Comets are frozen leftovers from the formation of the solar system composed of dust, rock, and ice. They range from a few miles to tens of miles wide, but as they orbit closer to the Sun, they heat up and spew gases and dust into a glowing head that can be larger than a planet. This material forms a tail that stretches millions of miles.
How was the comet discovered?
Mr. Nishimura captured the comet on Aug. 12 while imaging the sky before sunrise with a digital camera — the third comet he has discovered. He reported the sighting to the Central Bureau for Astronomical Telegrams, which alerted astronomers around the world.
How can I see the comet?
The best time to catch Comet Nishimura is over the coming mornings. Its brightness will peak over the weekend and into Monday’s sunrise, rivaling that of the North Star. You can use binoculars or a telescope for an even better view.
To see Comet Nishimura, first go to a location where you can clearly see the eastern horizon, without any trees or other barriers in the way.
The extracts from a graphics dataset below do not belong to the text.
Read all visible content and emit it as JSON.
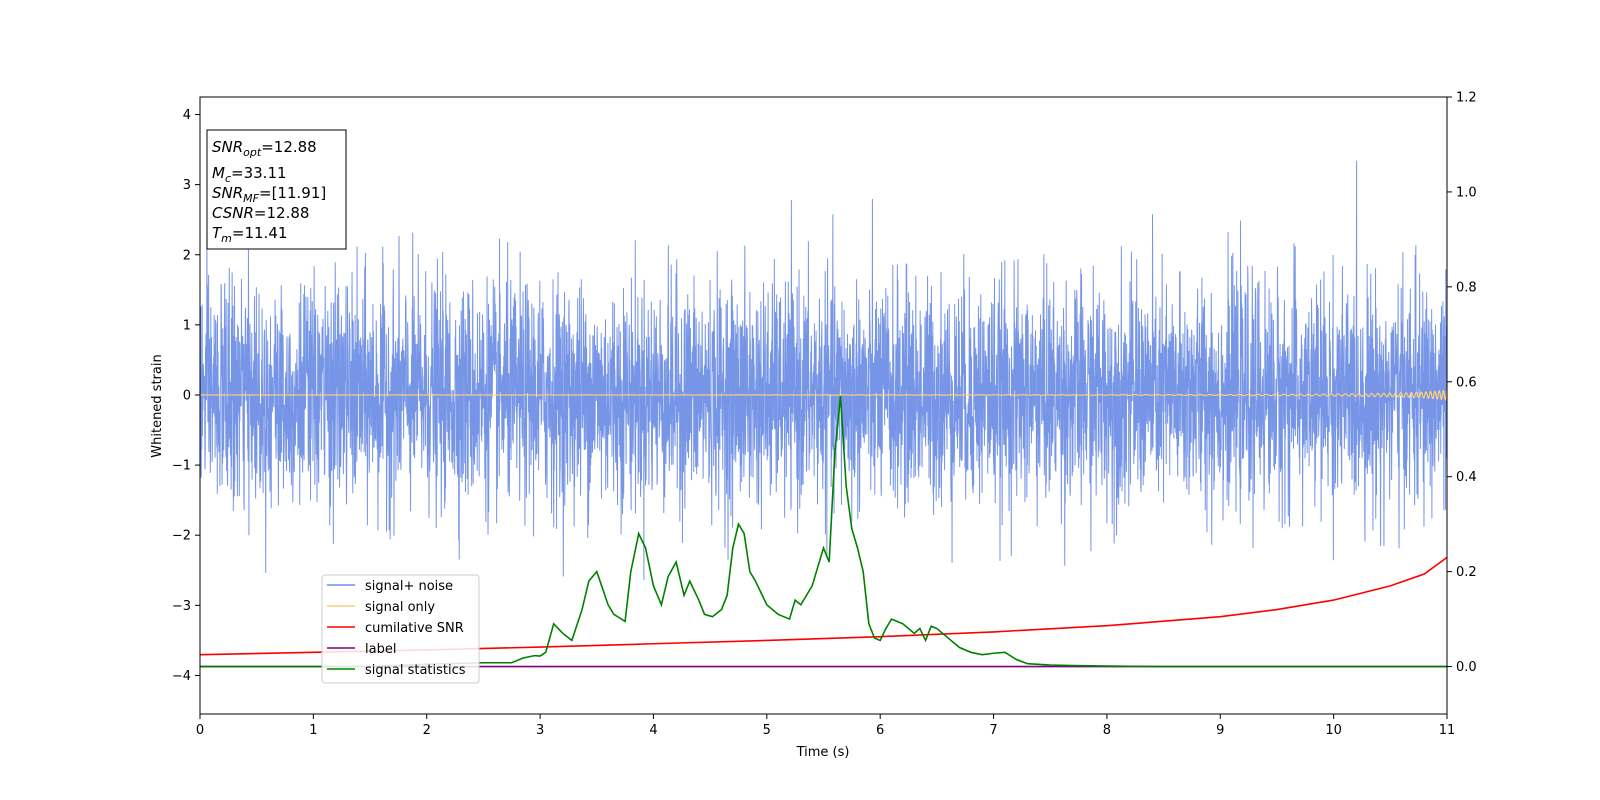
{
  "chart_data": {
    "type": "line",
    "title": "",
    "xlabel": "Time (s)",
    "ylabel": "Whitened strain",
    "xlim": [
      0,
      11
    ],
    "ylim": [
      -4.55,
      4.25
    ],
    "y2lim": [
      -0.1,
      1.2
    ],
    "xticks": [
      "0",
      "1",
      "2",
      "3",
      "4",
      "5",
      "6",
      "7",
      "8",
      "9",
      "10",
      "11"
    ],
    "yticks": [
      "−4",
      "−3",
      "−2",
      "−1",
      "0",
      "1",
      "2",
      "3",
      "4"
    ],
    "y2ticks": [
      "0.0",
      "0.2",
      "0.4",
      "0.6",
      "0.8",
      "1.0",
      "1.2"
    ],
    "grid": false,
    "legend_position": "lower-left",
    "annotation": {
      "snr_opt": {
        "base": "SNR",
        "sub": "opt",
        "value": "=12.88"
      },
      "mc": {
        "base": "M",
        "sub": "c",
        "value": "=33.11"
      },
      "snr_mf": {
        "base": "SNR",
        "sub": "MF",
        "value": "=[11.91]"
      },
      "csnr": {
        "base": "CSNR",
        "value": "=12.88"
      },
      "tm": {
        "base": "T",
        "sub": "m",
        "value": "=11.41"
      }
    },
    "series": [
      {
        "name": "signal+ noise",
        "color": "#6f8fe6",
        "axis": "left",
        "style": "noise",
        "amplitude_std": 1.0
      },
      {
        "name": "signal only",
        "color": "#ffcf7a",
        "axis": "left",
        "style": "chirp",
        "amplitude_end": 0.2
      },
      {
        "name": "cumilative SNR",
        "color": "#ff0000",
        "axis": "right",
        "x": [
          0,
          1,
          2,
          3,
          4,
          5,
          6,
          7,
          8,
          9,
          9.5,
          10,
          10.5,
          10.8,
          11
        ],
        "values": [
          0.025,
          0.03,
          0.035,
          0.041,
          0.048,
          0.055,
          0.063,
          0.073,
          0.086,
          0.105,
          0.12,
          0.14,
          0.17,
          0.195,
          0.23
        ]
      },
      {
        "name": "label",
        "color": "#800080",
        "axis": "right",
        "x": [
          0,
          11
        ],
        "values": [
          0,
          0
        ]
      },
      {
        "name": "signal statistics",
        "color": "#008000",
        "axis": "right",
        "x": [
          0,
          0.5,
          1,
          1.5,
          2,
          2.5,
          2.75,
          2.85,
          2.95,
          3.0,
          3.05,
          3.12,
          3.2,
          3.28,
          3.37,
          3.43,
          3.5,
          3.6,
          3.65,
          3.75,
          3.8,
          3.87,
          3.93,
          4.0,
          4.07,
          4.13,
          4.2,
          4.27,
          4.32,
          4.4,
          4.45,
          4.52,
          4.6,
          4.65,
          4.7,
          4.75,
          4.8,
          4.85,
          4.9,
          5.0,
          5.1,
          5.2,
          5.25,
          5.3,
          5.4,
          5.5,
          5.55,
          5.6,
          5.65,
          5.7,
          5.75,
          5.8,
          5.85,
          5.9,
          5.95,
          6.0,
          6.05,
          6.1,
          6.2,
          6.3,
          6.35,
          6.4,
          6.45,
          6.5,
          6.6,
          6.7,
          6.8,
          6.9,
          7.0,
          7.1,
          7.2,
          7.3,
          7.5,
          7.7,
          8.0,
          8.5,
          9.0,
          10.0,
          11.0
        ],
        "values": [
          0.0,
          0.0,
          0.0,
          0.0,
          0.005,
          0.008,
          0.008,
          0.018,
          0.023,
          0.022,
          0.03,
          0.09,
          0.07,
          0.055,
          0.12,
          0.18,
          0.2,
          0.13,
          0.11,
          0.095,
          0.2,
          0.28,
          0.25,
          0.17,
          0.13,
          0.19,
          0.22,
          0.15,
          0.18,
          0.14,
          0.11,
          0.105,
          0.12,
          0.15,
          0.25,
          0.3,
          0.28,
          0.2,
          0.18,
          0.13,
          0.11,
          0.1,
          0.14,
          0.13,
          0.17,
          0.25,
          0.22,
          0.45,
          0.57,
          0.38,
          0.29,
          0.25,
          0.2,
          0.09,
          0.06,
          0.055,
          0.08,
          0.1,
          0.09,
          0.07,
          0.08,
          0.055,
          0.085,
          0.08,
          0.06,
          0.04,
          0.03,
          0.025,
          0.028,
          0.03,
          0.015,
          0.006,
          0.003,
          0.002,
          0.001,
          0.0,
          0.0,
          0.0,
          0.0
        ]
      }
    ]
  }
}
Over the ocean, atop a high-rise building or on a cliff-top are great sites.
To find the comet in the sky, set up shop about an hour and a half before sunrise, and look for a small streak to the lower left of Venus, a bright orb in the east just above the horizon. Another way to track down the comet is to look to the left of Regulus, a bright star in the constellation Leo.
After Sept. 11, Comet Nishimura will dip below the horizon and be more difficult to find in the evening sky because of the brightness of the sunset.